Ich habe meine Vermutung, möchte aber nicht beeinflussen.

mfg

Hallo Albi567

Ich nehme an, du sprichst vom Schweizer Voralpenraum (über den bayrischen und österreichischen Raum kann ich keine Auskunft geben).

Die -is-Namen können ganz unterschiedlicher Herkunft sein, wie das Lexikon der Schweizerischen Gemeindenamen (LSG; Frauenfeld/Neuchâtel 2005) zeigt:

  • In vielen Fällen ist das -is eine deutsche (alemannische) Genitivform. Z.B. ist Wolfisberg BE eigentlich ‚der Berg einer Person namens Wolfi, Berg von Wolfo‘ o.ä. (LSG: 977).
  • In anderen Fällen ist -is eine Verkürzung einer älteren Silbe. Sumiswald BE heisst in den ältesten Urkunden noch Suomoldeswald o.ä., also ‚Wald des Suomold‘ (Suomold war ein althochdeutscher Personenname; LSG: 860). Ähnlich ist Heimiswil BE, in den ältesten Urkunden Heimoltswiler, die ‚Siedlung von Heimolt‘ (LSG: 435).
  • Für manche Orte ist aber auch anzunehmen, dass ihr Name aus voralemannischer Zeit stammt. Beispielsweise wird Schänis SG gedeutet mit lateinisch scamnum ‚Bank‘ in einer (nicht belegten) Diminutivform *scamnino ‚Bänkchen‘. Daraus entstand alträtoromanisch *scamninas und nach dem Sprachwechsel Skennins und weiter Schänis (LSG: 804-805). Ähnliches ist auch bei anderen Namen im ehemals romanischen Gebiet zu erkennen, z.B. für Mollis GL, das auf alträtoromanisch *mollianus ‚Sumpfgebiete‘ zurückgehen soll (LSG: 603).
    Personennamen auf -is fallen mir gerade keine ein, vielleicht kannst du mir ein Beispiel geben? Ich kenne aber vor allem die Personennamenabkürzungen auf -i, die in der östlichen Deutschschweiz verbreitet sind (Simi für Simon, Dani für Daniel, Röbi für Robert u.ä.).

Lieber Gruss

ich denke an den Raum Göppingen und an den Raum zwischen Kempten und Oberstdorf im Allgäu. In beiden Fällen handlet es sich um den Schwäbisch-allemannischen Sprachraum und Deine Erklärung wird auch hier sicherlich zutreffen. Vielen Dank!
Für einige Zeit stand der nördliche Voralpenraum unter dem Einfluß der Ostgoten und scheint auch letztes Rückzugsgebiet nach 552 gewesen zu sein. Ist keine Verbindung der -is Endungen mit den Ostgoten bekannt? Einer ihrer Könige nach Theoderich hieß Witichis!

Grüße Albi567!

Hallo Albi567

Ja, der alemannisch-schwäbische Raum in Deutschland ist sicher vergleichbar mit der Schweiz, bis hin zu vereinzelten ursprünglich romanischen Namen (wobei ich die genaue lautliche Entwicklung in dieser Gegend nicht kenne; vielleicht wäre hier Sumoldswald auch Sumoldswald geblieben und nicht Sumiswald geworden).

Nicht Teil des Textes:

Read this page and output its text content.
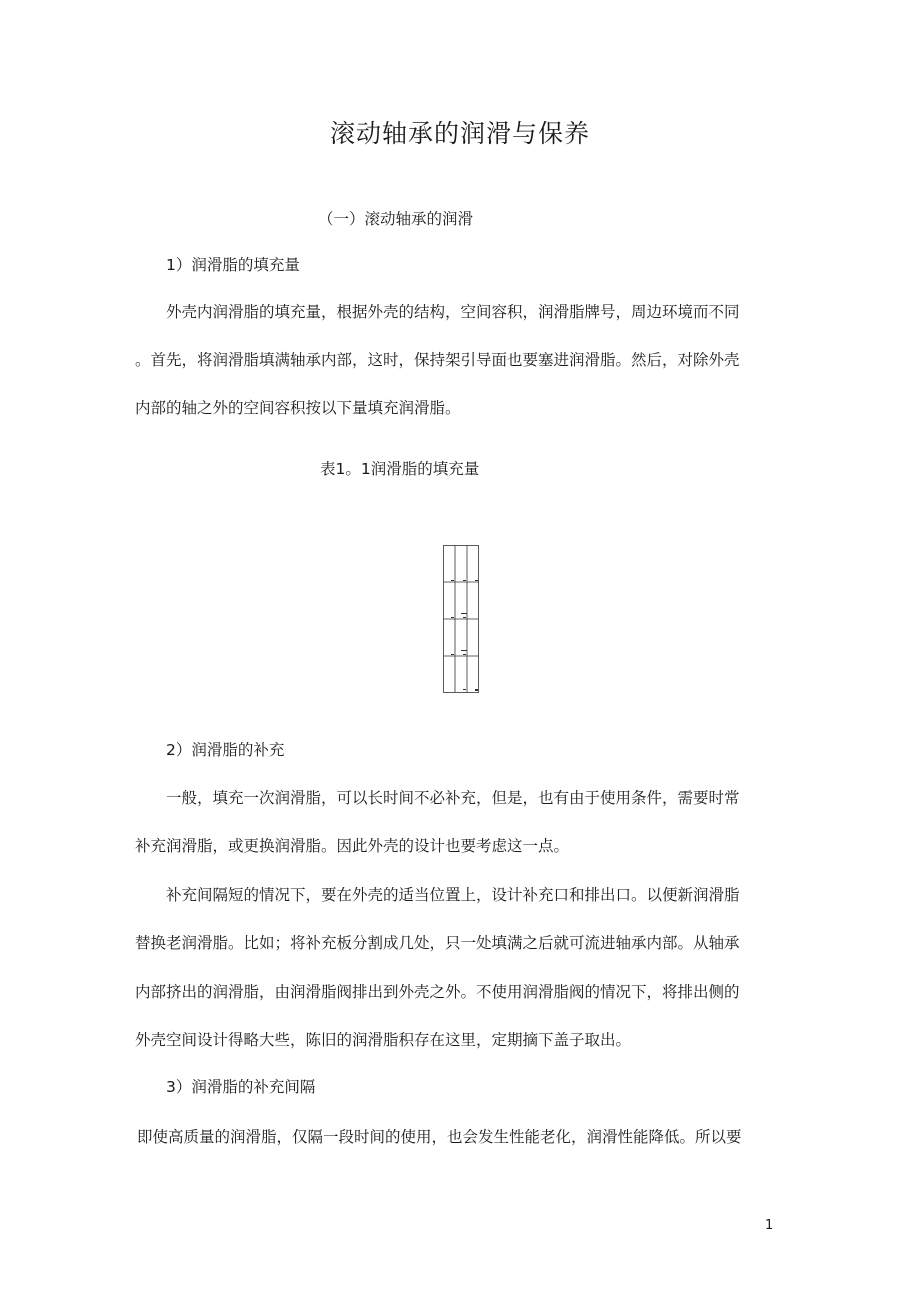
滚动轴承的润滑与保养
（一）滚动轴承的润滑
1）润滑脂的填充量
外壳内润滑脂的填充量，根据外壳的结构，空间容积，润滑脂牌号，周边环境而不同
。首先，将润滑脂填满轴承内部，这时，保持架引导面也要塞进润滑脂。然后，对除外壳
内部的轴之外的空间容积按以下量填充润滑脂。
表1。1润滑脂的填充量
2）润滑脂的补充
一般，填充一次润滑脂，可以长时间不必补充，但是，也有由于使用条件，需要时常
补充润滑脂，或更换润滑脂。因此外壳的设计也要考虑这一点。
补充间隔短的情况下，要在外壳的适当位置上，设计补充口和排出口。以便新润滑脂
替换老润滑脂。比如；将补充板分割成几处，只一处填满之后就可流进轴承内部。从轴承
内部挤出的润滑脂，由润滑脂阀排出到外壳之外。不使用润滑脂阀的情况下，将排出侧的
外壳空间设计得略大些，陈旧的润滑脂积存在这里，定期摘下盖子取出。
3）润滑脂的补充间隔
即使高质量的润滑脂，仅隔一段时间的使用，也会发生性能老化，润滑性能降低。所以要
1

Was die Personennamen angeht: Witichis ist ein typischer zweigliedriger germanischer Name mit den Elementen Widu („Holz, Wald“ oder „Ring“) und Gîs („Spross, Schössling“) (Ernst Förstemann, Altdeutsches Namenbuch, Band 1: Personennamen, Nachdruck München/Hildesheim 1966, S. 642ff., 1562ff.; Henning Kaufmann, Ergänzungsband zu Förstemanns Altdeutschem Namenbuch, Band 1, München/Hildesheim 1968, S. 147f., 396ff.). Das gleiche Element steht auch in althochdeutschen Personennamen wie Hildigis, Mahtgis, Munigis, Radelgis, Gisbert, Gistrudis, Gisolf, Gismund. Ich sehe da keinen direkten Zusammenhang mit Ortsnamen. Kennst du denn auch moderne Personennamen auf -is?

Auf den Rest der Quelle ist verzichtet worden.